One lesson of this liminal time became clear to me yesterday. I have managed to find four or five Goddess-themed or metaphysical stores around the region. Old-fashioned me, I'd thought that perhaps I'd find that they had traditional bulletin boards, and that I might find little thumbtacked posts along the lines of, "Goddess-friendly house looking for housemate, reasonable rent". Well, of course, most of this is done online these days. Because I have not taken naturally to that aspect of our modern world, I have perhaps sabotaged myself, although going into these stores in person served an important purpose: I've met people in person.

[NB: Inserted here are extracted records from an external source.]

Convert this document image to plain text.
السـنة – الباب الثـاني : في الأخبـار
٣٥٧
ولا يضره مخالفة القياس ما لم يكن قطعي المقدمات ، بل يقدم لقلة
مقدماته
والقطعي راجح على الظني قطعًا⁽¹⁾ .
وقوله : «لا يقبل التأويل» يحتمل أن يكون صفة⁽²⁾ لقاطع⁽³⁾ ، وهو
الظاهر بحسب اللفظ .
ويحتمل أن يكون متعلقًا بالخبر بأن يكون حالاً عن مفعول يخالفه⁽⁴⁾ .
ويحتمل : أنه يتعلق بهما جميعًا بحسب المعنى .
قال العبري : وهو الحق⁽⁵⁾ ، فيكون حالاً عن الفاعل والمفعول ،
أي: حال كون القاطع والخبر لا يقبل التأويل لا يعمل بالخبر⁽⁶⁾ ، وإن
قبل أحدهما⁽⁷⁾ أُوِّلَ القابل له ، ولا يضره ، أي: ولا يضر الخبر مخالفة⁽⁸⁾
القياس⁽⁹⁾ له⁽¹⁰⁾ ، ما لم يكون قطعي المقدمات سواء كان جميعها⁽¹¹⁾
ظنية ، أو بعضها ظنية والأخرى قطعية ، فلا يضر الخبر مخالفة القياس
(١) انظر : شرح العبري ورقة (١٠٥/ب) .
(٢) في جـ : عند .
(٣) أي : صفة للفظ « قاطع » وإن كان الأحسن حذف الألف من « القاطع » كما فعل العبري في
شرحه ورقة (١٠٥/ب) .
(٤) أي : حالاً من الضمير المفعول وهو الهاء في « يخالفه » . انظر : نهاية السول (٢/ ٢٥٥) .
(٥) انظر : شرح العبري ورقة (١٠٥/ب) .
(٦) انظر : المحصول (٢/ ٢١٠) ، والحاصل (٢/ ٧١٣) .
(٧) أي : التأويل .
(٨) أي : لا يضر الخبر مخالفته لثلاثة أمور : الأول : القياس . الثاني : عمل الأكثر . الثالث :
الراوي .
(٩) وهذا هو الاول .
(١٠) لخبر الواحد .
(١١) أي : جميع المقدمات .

So far, I can't say that I've met any women who I can imagine sharing a space with. Even taking into account that I have such a unique life and educational background, and that I recognize that I'll never find a complete overlap, it's been somewhat of an eye-opener. I've been craving enough community in this area of my life that perhaps I created a not-easily-fulfilled vision. In fact, almost each woman I met said, "Hey, that kind of housing sounds like a good idea!" If I were in a different situation, perhaps I would be the one buying a house then looking for roommates!
So, exactly one month since my first full day "out east", and I am still betwixt-and-between. My own self-imposed deadlines/lifelines have come and gone, and while I'm clearer and clearer about who I am, where on earth (much less the Capital District) I might actually fit in remains a mystery. I start each day, asking the Goddess where she wants me, and the clearest leadings I get are the dreaded "no's" -- cynics would surely say that by now, I should have realized that my whole belief system is a recipe for failure in the "real world". I do get that; res ipsa loquitur! My life speaks exactly to that! But I stubbornly refuse to die or disappear, at least, not yet. (That has been my motto for decades now!)
But I may have to accept that there could be completely different kind of living situation or place calling me. That love and commonality in some other form may be coming down the road, and that I need to stay open, curious, and soft-hearted. And this applies to looking at so many of the heartbreaking issues facing our world. As horrific as they are, there is an important lesson within them for all of us, if we can remain in a place of eagerness to learn and grow.